Terra Balcanica Announces Closing of $500,000 Financing
NOT FOR DISTRIBUTION TO THE U.S. NEWSWIRE OR FOR DISSEMINATION IN THE UNITED STATES
Vancouver, British Columbia, Dec. 15, 2022 (GLOBE NEWSWIRE) —
Terra Balcanica Resources Corp. (“Terra” or the “Company”) (CSE:TERA) is pleased to announce that it has closed its previously announced non-brokered private placement financing of units (the ”Units”) for gross proceed of $500,000 (the “Offering”).
The Company issued an aggregate of 5,000,000 Units at a price of $0.10 per Unit pursuant to the Offering. Each Unit consists of one common share in the capital of the Company (each, a “Common Share“) and one Common Share purchase warrant (each whole warrant, a “Warrant“). Each Warrant entitles the holder to purchase one Common Share at an exercise price of $0.15 until December 15th, 2025.
Terra’s CEO, Alex Miskovic, commented: “We are pleased to complete this financing prior to year’s end which will allow the Company to enter 2023 in a much stronger financial position. Although the global financing markets have been very challenging, the successful financing is a testament to our internal supporters and growing Terra Balcanica brand. We appreciate the continued
support of our existing shareholders and are very pleased to have added new names to our registry.”
The Company intends to use the net proceeds of the Offering for working capital and general corporate purposes. Finders fees in the amount of $17,689 were paid.
Dr. Aleksandar Miskovic, the CEO and a director, Guilio Bonifacio, Chair of the board of directors, Steven Latimer, a director, and Brandon Bonifacio, a director (the “Insiders”) purchased 1,023,000 Units as part of the Offering. The issuance of the Units to the Insiders constitutes a “related party transaction” as this term is defined in Multilateral Instrument 61-101 – Protection of Minority Securityholders in Special Transactions (“MI 61-101”). The Company is relying on the exemption from valuation requirement and minority approval pursuant to subsection 5.5(a) and 5.7(a) of MI 61-101, respectively, as the securities do not represent more than 25% of the Company’s market capitalization, as determined in accordance with MI 61-101. The participation by Insiders in the Offering was approved by directors of the Company who are independent in connection with such transaction.

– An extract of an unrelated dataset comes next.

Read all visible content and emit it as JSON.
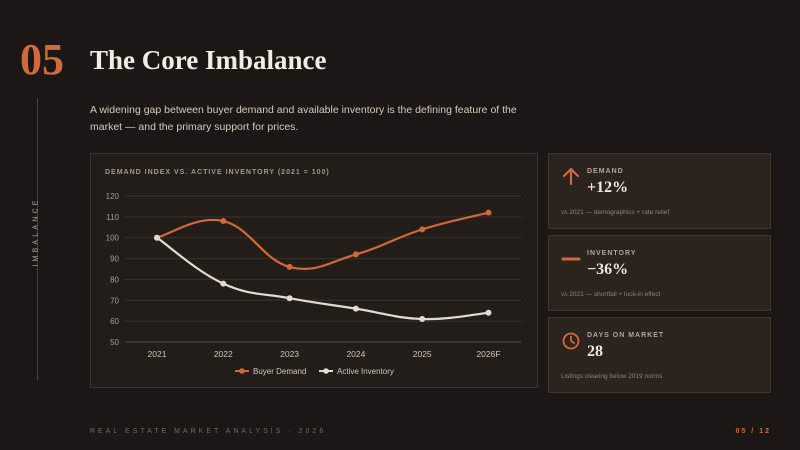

Pursuant to applicable Canadian securities laws, all securities issued and issuable in connection with the closing of the Private Placement will be subject to a four (4) month hold period ending April 16, 2023.
This news release does not constitute an offer to sell or a solicitation of an offer to sell any of the securities in the United States. The securities have not been and will not be registered under the United States Securities Act of 1933, as amended (the “U.S. Securities Act”) or any state securities laws, and may not be offered or sold within the United States, or to or for the account or benefit of any U.S. person or any person in the United States, unless registered under the U.S. Securities Act and applicable state securities laws or an exemption from such registration is available. “United States” and “U.S. Person” are as defined in Regulation S under the U.S. Securities Act.
About the Company
Terra Balcanica is a polymetallic exploration company targeting large-scale mineral systems in the Balkans of southeastern Europe. The Company has 90% interest in the Viogor-Zanik Project in eastern Bosnia and Herzegovina, 100% of the Kaludra and Ceovishte mineral exploration licences in southern Serbia. The Company emphasizes responsible engagement with local communities and stakeholders. It is committed to proactively implementing Good International Industry Practice (GIIP) and sustainable health, safety, and environmental management.

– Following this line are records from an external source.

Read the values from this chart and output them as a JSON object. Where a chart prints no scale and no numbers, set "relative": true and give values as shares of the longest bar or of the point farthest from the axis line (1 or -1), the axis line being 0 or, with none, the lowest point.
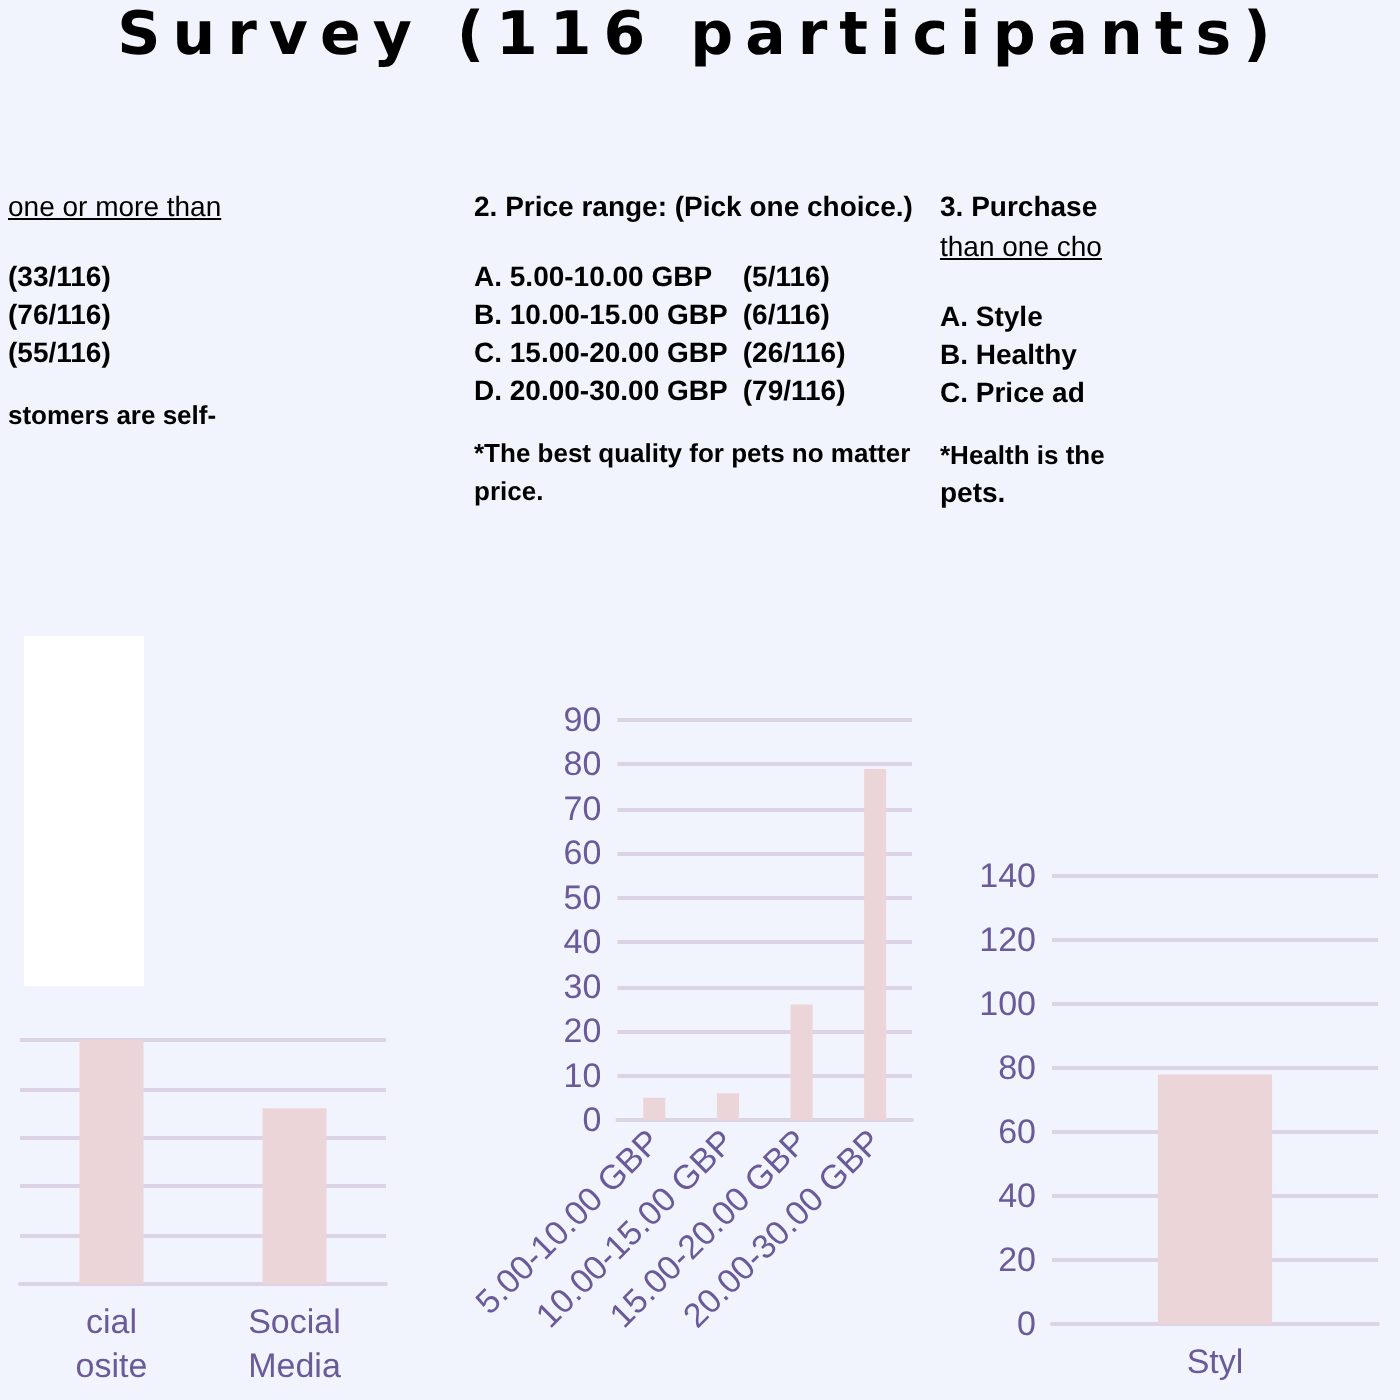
{
  "chart_data": [
    {
      "type": "bar",
      "title": "one or more than",
      "annotations": [
        "(33/116)",
        "(76/116)",
        "(55/116)",
        "stomers are self-"
      ],
      "categories": [
        "cial\nosite",
        "Social\nMedia"
      ],
      "values": [
        1,
        0.72
      ],
      "relative": true,
      "color": "#ecd5d9",
      "grid": "y"
    },
    {
      "type": "bar",
      "title": "Survey (116 participants)",
      "subtitle": "2. Price range: (Pick one choice.)",
      "annotations": [
        "A. 5.00-10.00 GBP    (5/116)",
        "B. 10.00-15.00 GBP  (6/116)",
        "C. 15.00-20.00 GBP  (26/116)",
        "D. 20.00-30.00 GBP  (79/116)",
        "*The best quality for pets no matter price."
      ],
      "categories": [
        "5.00-10.00 GBP",
        "10.00-15.00 GBP",
        "15.00-20.00 GBP",
        "20.00-30.00 GBP"
      ],
      "values": [
        5,
        6,
        26,
        79
      ],
      "color": "#ecd5d9",
      "ylim": [
        0,
        90
      ],
      "yticks": [
        0,
        10,
        20,
        30,
        40,
        50,
        60,
        70,
        80,
        90
      ],
      "grid": "y"
    },
    {
      "type": "bar",
      "title": "3. Purchase",
      "subtitle": "than one cho",
      "annotations": [
        "A. Style",
        "B. Healthy",
        "C. Price ad",
        "*Health is the",
        "pets."
      ],
      "categories": [
        "Styl"
      ],
      "values": [
        78
      ],
      "color": "#ecd5d9",
      "ylim": [
        0,
        140
      ],
      "yticks": [
        0,
        20,
        40,
        60,
        80,
        100,
        120,
        140
      ],
      "grid": "y"
    }
  ]
}
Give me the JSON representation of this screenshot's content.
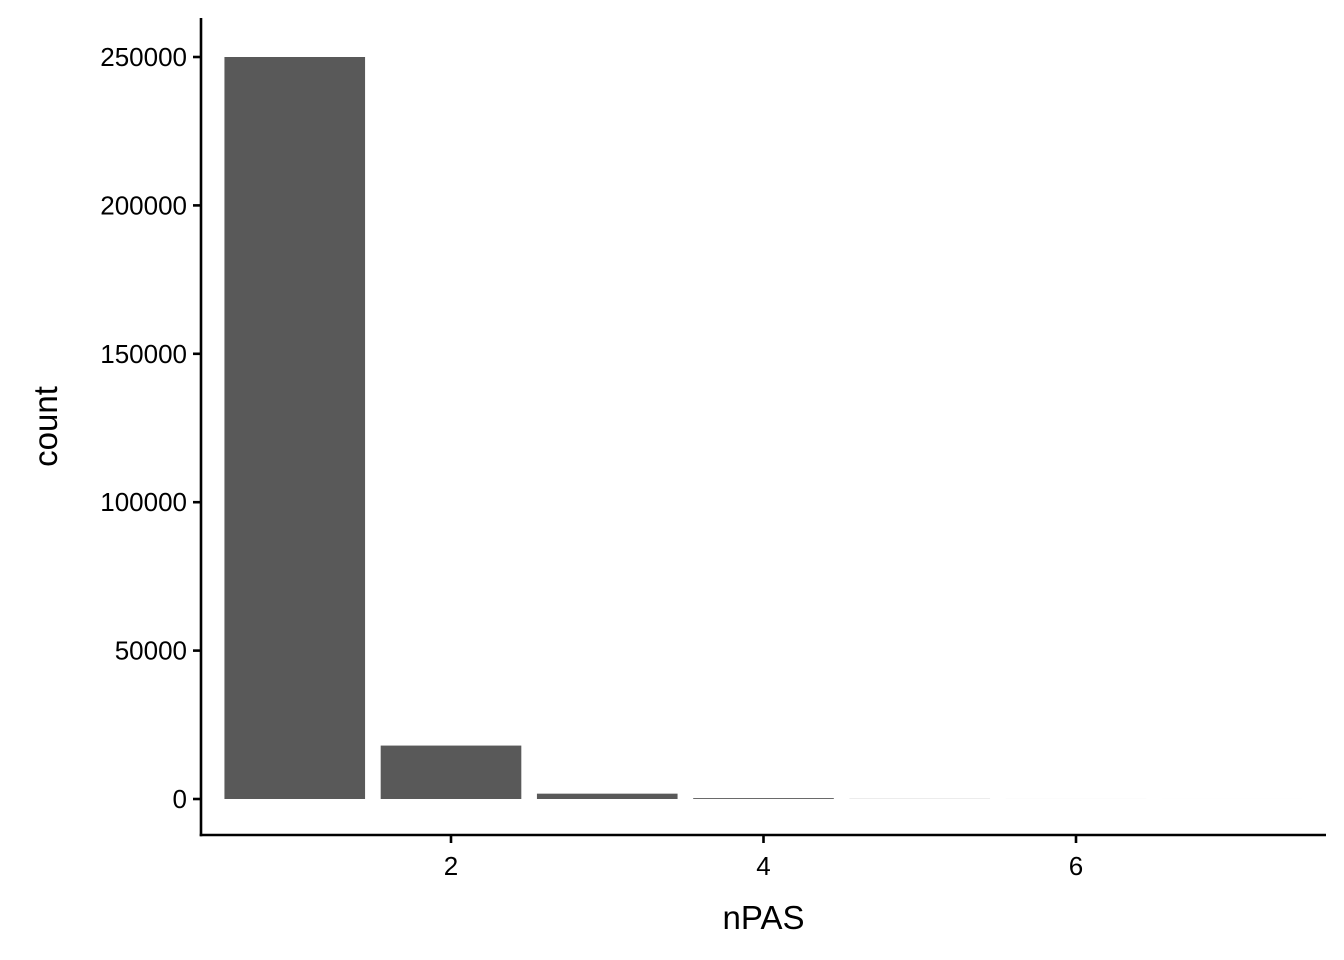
{
  "chart_data": {
    "type": "bar",
    "xlabel": "nPAS",
    "ylabel": "count",
    "x": [
      1,
      2,
      3,
      4,
      5,
      6,
      7
    ],
    "values": [
      250000,
      18000,
      1800,
      300,
      40,
      5,
      1
    ],
    "xlim": [
      0.4,
      7.6
    ],
    "ylim": [
      0,
      262500
    ],
    "x_ticks": [
      2,
      4,
      6
    ],
    "y_ticks": [
      0,
      50000,
      100000,
      150000,
      200000,
      250000
    ],
    "bar_color": "#595959",
    "grid": false,
    "legend": "none"
  }
}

ON BEHALF OF THE BOARD OF DIRECTORS
Terra Balcanica Resources Corp.
President and CEO
For further information, please contact Alex Mišković at firstname.lastname@example.org, or visit our website at www.terrabresources.com.

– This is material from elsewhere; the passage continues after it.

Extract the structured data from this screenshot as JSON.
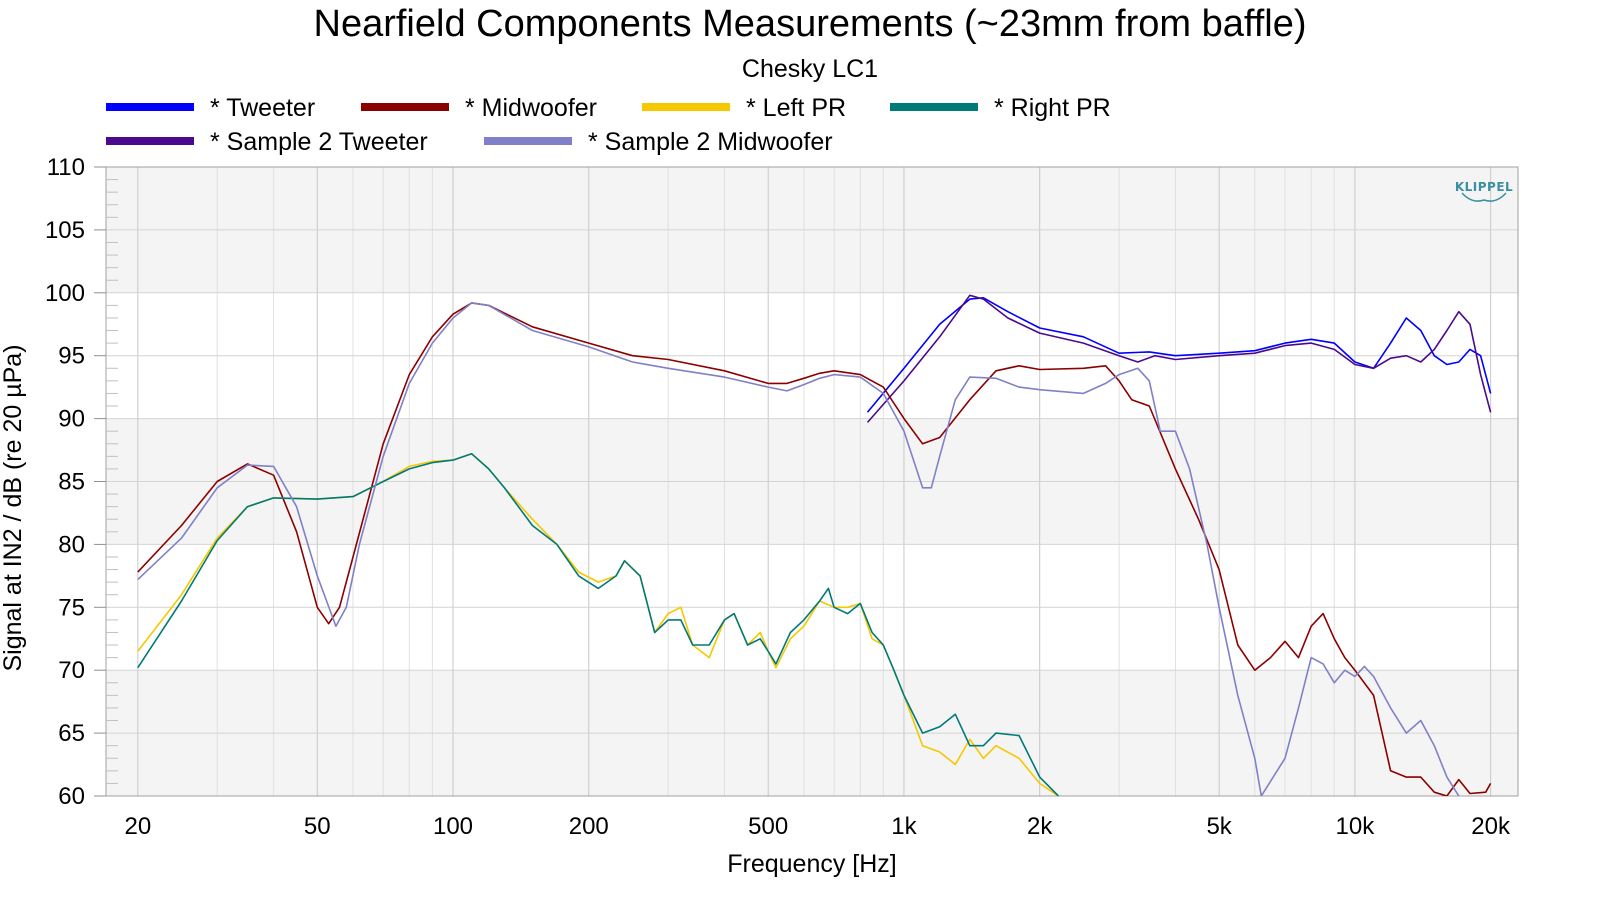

This news release contains certain forward-looking information and forward-looking statements within the meaning of applicable securities legislation (collectively “forward-looking statements”). The use of any of the words
“will”, “intends” and similar expressions are intended to identify forward-looking statements. Forward looking information contained in this news release includes the anticipated use of proceeds of the Offering, and the expected timing related to releasing drill results from the 2022 Viogor-Zanik campaign. These statements involve known and unknown risks, uncertainties and other factors that may cause actual results or events to differ materially from those anticipated in such forward-looking statements. Such forward-looking statements should not be unduly relied upon. Actual results achieved may vary from the information provided herein as a result of numerous known and unknown risks and uncertainties and other factors. The Company believes the expectations reflected in those forward-looking statements are reasonable, but no assurance can be given that these expectations will prove to be correct. The Company does not undertake to update these forward-looking statements, except as required by law.